In Fig. shown the vector diagram of a transformer when the load is non-inductive and when the load is inductive.
If we assume voltage transformation ratio is unity , ( i.e K= 1 )
In the fig.-1, shown the vector diagram of a transformer when load is non-inductive
I2= secondary current in phase with E2= V2
I2’= load component of primary current which is anti-phase with I2 and also equal to it in magnitude( as K=1 )
I1= Primary current which is vector sum of I0 and I2’ and lags behind V1 by angle φ1.

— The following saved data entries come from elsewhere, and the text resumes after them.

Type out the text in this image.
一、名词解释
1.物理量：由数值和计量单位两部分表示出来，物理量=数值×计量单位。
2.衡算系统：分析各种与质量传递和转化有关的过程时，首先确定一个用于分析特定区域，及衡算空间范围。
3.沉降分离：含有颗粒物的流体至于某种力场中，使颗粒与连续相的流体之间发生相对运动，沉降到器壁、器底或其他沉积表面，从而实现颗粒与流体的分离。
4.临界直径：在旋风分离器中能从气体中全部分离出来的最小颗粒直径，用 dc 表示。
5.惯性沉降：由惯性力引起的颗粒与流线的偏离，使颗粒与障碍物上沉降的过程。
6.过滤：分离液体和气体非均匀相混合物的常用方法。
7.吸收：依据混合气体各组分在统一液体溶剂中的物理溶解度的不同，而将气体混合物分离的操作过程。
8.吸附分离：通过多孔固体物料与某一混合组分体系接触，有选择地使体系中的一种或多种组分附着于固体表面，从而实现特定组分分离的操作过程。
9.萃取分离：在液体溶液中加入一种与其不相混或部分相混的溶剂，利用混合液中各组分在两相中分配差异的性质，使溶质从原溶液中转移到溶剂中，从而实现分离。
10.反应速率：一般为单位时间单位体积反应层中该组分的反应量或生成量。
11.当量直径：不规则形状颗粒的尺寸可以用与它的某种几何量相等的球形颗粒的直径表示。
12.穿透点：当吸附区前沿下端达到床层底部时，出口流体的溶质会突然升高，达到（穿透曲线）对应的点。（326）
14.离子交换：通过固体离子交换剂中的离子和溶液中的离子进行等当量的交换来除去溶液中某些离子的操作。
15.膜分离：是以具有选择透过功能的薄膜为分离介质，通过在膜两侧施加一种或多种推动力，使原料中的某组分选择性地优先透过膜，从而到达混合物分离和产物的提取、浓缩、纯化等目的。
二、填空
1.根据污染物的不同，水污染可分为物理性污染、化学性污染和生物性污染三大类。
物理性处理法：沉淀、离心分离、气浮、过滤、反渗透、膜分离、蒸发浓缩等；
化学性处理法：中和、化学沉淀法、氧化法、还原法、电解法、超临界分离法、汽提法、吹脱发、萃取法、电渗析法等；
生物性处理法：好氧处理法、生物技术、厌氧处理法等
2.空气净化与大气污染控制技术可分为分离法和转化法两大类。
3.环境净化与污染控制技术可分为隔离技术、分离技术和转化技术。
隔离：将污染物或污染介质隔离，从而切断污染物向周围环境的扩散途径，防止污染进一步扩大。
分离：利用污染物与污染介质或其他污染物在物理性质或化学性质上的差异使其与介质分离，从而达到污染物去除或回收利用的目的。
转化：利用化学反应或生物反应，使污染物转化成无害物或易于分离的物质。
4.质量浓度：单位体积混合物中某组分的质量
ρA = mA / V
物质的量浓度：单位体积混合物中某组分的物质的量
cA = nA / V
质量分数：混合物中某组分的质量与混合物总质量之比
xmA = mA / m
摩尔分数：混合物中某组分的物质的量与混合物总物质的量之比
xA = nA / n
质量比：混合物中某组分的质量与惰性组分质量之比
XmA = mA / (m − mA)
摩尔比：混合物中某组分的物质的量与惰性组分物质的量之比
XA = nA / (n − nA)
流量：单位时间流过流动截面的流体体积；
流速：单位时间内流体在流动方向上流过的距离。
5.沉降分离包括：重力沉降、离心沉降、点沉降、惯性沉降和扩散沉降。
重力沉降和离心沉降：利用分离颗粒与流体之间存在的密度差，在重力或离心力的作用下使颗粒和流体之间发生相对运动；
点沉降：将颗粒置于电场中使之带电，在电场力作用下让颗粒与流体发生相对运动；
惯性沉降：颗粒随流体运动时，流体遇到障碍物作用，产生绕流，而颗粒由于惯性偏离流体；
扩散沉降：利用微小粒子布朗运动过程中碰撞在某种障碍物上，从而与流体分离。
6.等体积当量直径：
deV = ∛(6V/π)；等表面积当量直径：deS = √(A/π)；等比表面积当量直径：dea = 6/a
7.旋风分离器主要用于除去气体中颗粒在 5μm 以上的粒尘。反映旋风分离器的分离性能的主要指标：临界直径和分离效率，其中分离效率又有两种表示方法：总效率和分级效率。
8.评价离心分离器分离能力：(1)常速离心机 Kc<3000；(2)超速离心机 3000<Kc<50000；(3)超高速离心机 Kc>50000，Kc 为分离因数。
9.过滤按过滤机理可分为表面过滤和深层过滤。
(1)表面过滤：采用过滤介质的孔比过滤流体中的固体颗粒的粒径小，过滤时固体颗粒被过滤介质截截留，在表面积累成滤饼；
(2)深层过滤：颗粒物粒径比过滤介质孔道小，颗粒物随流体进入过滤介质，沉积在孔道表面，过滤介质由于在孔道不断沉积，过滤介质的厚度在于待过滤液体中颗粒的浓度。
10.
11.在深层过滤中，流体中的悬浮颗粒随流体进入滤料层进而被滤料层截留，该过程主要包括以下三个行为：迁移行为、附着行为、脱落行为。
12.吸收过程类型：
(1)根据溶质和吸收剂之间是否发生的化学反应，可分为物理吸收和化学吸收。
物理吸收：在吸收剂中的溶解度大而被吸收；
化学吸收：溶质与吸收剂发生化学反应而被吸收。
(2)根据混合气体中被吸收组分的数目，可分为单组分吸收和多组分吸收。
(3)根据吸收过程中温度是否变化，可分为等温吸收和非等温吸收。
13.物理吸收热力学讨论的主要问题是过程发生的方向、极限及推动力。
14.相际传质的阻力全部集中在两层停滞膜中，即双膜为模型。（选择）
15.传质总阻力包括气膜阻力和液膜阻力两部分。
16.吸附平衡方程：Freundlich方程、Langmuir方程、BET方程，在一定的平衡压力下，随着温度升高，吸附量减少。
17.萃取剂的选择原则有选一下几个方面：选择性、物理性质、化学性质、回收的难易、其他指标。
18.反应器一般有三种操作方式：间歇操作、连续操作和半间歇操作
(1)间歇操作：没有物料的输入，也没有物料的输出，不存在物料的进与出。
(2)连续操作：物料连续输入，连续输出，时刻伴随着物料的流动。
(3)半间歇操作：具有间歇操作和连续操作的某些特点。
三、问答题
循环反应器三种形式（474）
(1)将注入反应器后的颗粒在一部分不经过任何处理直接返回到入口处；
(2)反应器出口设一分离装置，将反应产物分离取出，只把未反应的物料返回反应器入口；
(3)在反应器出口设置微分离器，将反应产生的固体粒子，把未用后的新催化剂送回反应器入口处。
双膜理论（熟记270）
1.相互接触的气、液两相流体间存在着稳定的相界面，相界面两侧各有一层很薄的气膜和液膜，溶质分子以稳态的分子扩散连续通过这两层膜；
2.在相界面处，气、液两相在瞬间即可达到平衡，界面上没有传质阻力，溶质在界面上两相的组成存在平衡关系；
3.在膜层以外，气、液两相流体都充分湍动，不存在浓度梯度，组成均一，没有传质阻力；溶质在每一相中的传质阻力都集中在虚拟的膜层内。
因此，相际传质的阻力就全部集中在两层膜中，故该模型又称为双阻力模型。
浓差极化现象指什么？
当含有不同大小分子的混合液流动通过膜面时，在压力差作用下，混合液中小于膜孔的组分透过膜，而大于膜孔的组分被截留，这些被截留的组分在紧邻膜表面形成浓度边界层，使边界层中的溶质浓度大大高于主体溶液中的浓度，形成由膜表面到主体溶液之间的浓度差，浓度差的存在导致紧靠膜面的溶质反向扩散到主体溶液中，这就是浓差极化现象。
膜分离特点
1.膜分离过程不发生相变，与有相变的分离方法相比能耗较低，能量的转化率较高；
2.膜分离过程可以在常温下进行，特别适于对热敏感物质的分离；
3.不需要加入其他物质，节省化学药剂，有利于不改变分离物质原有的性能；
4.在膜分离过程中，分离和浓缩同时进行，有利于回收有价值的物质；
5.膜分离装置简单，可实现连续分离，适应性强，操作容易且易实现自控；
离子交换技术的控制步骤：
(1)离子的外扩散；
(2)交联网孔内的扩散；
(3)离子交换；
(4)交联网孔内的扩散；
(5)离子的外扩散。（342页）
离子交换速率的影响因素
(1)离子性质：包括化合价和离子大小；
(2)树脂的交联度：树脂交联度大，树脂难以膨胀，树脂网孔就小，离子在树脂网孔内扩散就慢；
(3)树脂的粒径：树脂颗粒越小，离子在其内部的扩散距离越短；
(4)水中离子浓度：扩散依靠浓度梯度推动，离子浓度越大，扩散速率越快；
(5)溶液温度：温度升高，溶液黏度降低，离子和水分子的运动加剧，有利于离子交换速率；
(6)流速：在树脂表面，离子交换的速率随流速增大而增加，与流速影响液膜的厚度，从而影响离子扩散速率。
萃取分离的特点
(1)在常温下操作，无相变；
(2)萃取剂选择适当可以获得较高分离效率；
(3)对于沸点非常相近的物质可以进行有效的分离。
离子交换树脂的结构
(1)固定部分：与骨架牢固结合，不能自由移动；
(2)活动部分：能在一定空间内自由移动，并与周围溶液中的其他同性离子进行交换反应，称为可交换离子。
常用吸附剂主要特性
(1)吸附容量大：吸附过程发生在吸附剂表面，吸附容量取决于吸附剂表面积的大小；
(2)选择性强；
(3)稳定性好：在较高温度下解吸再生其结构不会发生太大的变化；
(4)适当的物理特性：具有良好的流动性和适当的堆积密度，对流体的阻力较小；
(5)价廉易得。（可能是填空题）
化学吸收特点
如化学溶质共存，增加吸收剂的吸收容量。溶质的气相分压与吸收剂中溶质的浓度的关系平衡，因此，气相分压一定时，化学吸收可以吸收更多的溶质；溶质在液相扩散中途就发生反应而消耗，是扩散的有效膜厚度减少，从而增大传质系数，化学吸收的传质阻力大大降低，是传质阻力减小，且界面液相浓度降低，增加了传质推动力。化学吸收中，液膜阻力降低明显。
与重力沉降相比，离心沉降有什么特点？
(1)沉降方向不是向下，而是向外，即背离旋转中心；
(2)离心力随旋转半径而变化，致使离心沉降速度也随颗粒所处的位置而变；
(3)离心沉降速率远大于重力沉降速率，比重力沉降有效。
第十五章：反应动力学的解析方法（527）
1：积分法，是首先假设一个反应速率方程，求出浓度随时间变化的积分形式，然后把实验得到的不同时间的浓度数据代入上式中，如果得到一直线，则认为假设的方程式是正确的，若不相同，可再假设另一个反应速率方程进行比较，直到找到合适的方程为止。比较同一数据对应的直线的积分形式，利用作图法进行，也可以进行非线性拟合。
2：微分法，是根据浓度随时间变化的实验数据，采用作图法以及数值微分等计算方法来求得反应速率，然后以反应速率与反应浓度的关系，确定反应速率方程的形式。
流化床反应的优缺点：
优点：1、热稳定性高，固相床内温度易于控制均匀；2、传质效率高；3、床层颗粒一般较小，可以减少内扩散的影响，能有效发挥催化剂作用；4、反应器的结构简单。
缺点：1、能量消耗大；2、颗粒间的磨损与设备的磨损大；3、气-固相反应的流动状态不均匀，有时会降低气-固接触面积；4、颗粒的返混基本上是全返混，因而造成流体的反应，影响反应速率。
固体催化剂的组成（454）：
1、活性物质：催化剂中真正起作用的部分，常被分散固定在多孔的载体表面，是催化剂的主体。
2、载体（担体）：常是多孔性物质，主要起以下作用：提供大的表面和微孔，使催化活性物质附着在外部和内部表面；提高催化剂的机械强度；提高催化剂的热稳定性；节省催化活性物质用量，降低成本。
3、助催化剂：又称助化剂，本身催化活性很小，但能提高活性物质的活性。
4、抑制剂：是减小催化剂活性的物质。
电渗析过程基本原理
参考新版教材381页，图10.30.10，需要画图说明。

In the fig.-2, shown the vector diagram of a transformer when load is inductive,
I2= secondary current lags E2 by φ2.
I2’= load component of primary current which is anti-phase with I2 and also equal to it in magnitude( as K=1 )
I1= Primary current which is vector sum of I0 and I2’ and lags behind V1 by angle φ1.
It is seen from the fig.-2 that the angle φ1is slightly greater than φ2.
In figure , It is seen that I0 is neglect as compared to I2’, then φ1= φ2.
Besides, under this assumption ,
N1I2’= N2I1= N1I2
It is shown that under the full-load condition, the ratio of primary and secondary current is constant. The relationship is made the basis of current transformer, such a transformer which is used with a low-range ammeter for measuring currents in circuits.